Le président de la République du Niger esquisse l’avenir d’un pays frontalier du Mali, du Nigéria et de la Libye. Il déplore le piètre bilan de l’Union africaine, 50 ans après sa création. Et prône le développement et la démocratie comme remparts contre la menace djihadiste.

Le Vif/L’Express : En Europe comme en Afrique, quelques leaders d’opinion assimilent le dispositif Serval déployé au Mali au énième avatar de la Françafrique. Que vous inspire ce jugement ?

› Mahamadou Issoufou : Il n’est pas fondé. Si la Françafrique signifie ces réseaux, ces complicités qui nuisent à l’intérêt des peuples, Serval lui est étranger. Jamais, aux yeux des Africains, une intervention militaire n’a été si populaire.

Voyez-vous dans le naufrage malien la rançon de l’arbitraire colonial – Etats faibles et frontières artificielles – ou celle de l’échec des instances continentales, Union africaine (UA) en tête ?

› Voilà maintenant plus d’un demi-siècle que nous sommes indépendants. On ne peut plus passer notre temps à pleurnicher que tout est de la faute de l’autre, de la colonisation. Celle-ci nous a divisés ? C’est vrai. Mais aujourd’hui, nous avons la possibilité de nous unir. Pourquoi ne le fait-on pas ? Ce 25 mai, nous fêtons le cinquantenaire de la création de l’OUA (l’Organisation de l’unité africaine, devenue l’UA). Mais quand on en dresse le bilan, un constat s’impose : il n’y a pas eu assez d’effort dans le sens de l’intégration, qu’elle soit politique ou économique. On aurait quand même pu, en cinquante ans, mettre en place une stratégie de défense et de sécurité commune. Si nous l’avions fait, la crise malienne aurait été réglée par les Africains eux-mêmes.

Quelle est la raison profonde de cette apathie ?

› L’absence de vision. Au tournant des années 1960, il y avait parmi les pères fondateurs de grands visionnaires, tel (le Ghanéen) Kwame Nkrumah, convaincus que l’Afrique devait s’unir ou périr. Hélas, ils n’ont pas été suivis. Cette carence renvoie au défaut de valeurs communes, notamment en matière de démocratie et de justice. Au temps de la guerre froide, les chefs d’Etat du continent se rangeaient dans trois ou quatre camps antagonistes. De même, les dictatures militaires ont, comme la tyrannie des partis uniques, fait régresser profondément l’Afrique. Voilà ce que l’on paie aujourd’hui.

A l’instar du Mali, votre pays a connu diverses rébellions touareg armées. Jugez-vous le Niger immunisé contre un nouvel épisode de cette nature ?

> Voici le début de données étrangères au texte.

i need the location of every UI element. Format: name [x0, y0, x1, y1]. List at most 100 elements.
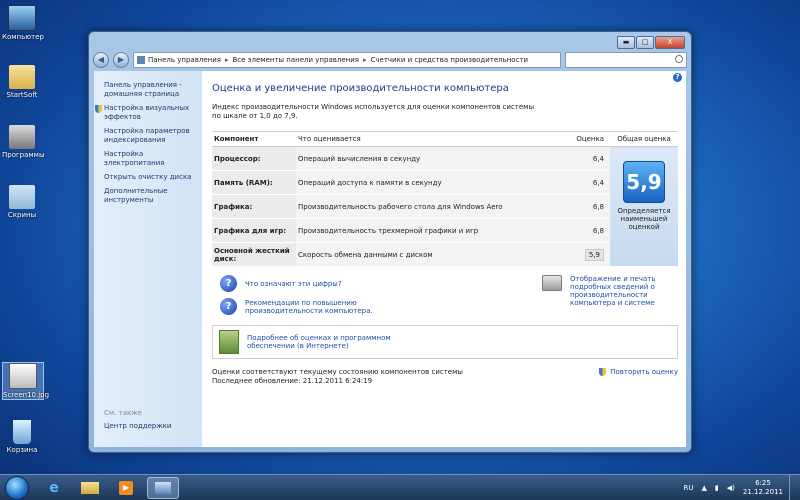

› En Europe, on dit volontiers que cette communauté est ostracisée. Ce qui ne correspond pas nécessairement à la réalité du Niger ou du Mali. En fait, sous les régimes d’exception, c’est le peuple tout entier qui se trouve marginalisé, confronté aux mêmes épreuves. Partout, le paysan manque d’eau, son enfant ne va pas à l’école et n’est pas soigné, la pénurie alimentaire guette, les infrastructures manquent. Cela posé, les rébellions que vous évoquez, fondées ou pas, appellent des réponses. Ainsi, nous avons instauré une politique de discrimination positive en faveur des populations du Nord.

La décentralisation des pouvoirs, que vous préconisez, doit-elle aller jusqu’au fédéralisme ?

› La décentralisation suffit dès lors qu’il s’agit de permettre aux citoyens de prendre en main la gestion de leurs affaires à l’échelon local. Pas besoin pour ce faire d’adopter un système fédéral. Mais on ne décentralise bien qu’au sein d’un Etat solide. Gardons-nous de mettre la charrue devant les boeufs.

L’échéance de juillet, s’agissant des élections maliennes, vous paraît-elle réaliste, alors que tout reste à faire sur le chantier de la réconciliation ?

› Méfions-nous du fétichisme des dates : l’essentiel, c’est la tenue d’élections transparentes, exemptes des germes de contentieux futurs. En Afrique, nombre de conflits récents résultent de scrutins bâclés ou truqués.

Au regard du précédent peu convaincant de la République démocratique du Congo (RDC), le déploiement annoncé d’une force des Nations unies offre-t-il au Mali une réponse adéquate ?

› A condition que ladite force soit pourvue d’un mandat offensif. Et non pas, comme hier en RDC ou dans les Balkans, entravée par une feuille de route trop défensive.

Dès juin 2011, vous avez mis en garde vos pairs du continent contre une  » somalisation « , donc une dérive anarchique et milicienne, de la Libye. Tenez-vous ce pays pour le foyer d’instabilité régionale le plus inquiétant ?

› Absolument. Un mois plus tôt, au sommet du G8, j’avais attiré l’attention sur les deux risques majeurs guettant l’échiquier libyen : la somalisation et la conquête du pouvoir par les intégristes. Hélas, ces deux dangers demeurent, et constituent une source de déstabilisation pour tout le Sahel.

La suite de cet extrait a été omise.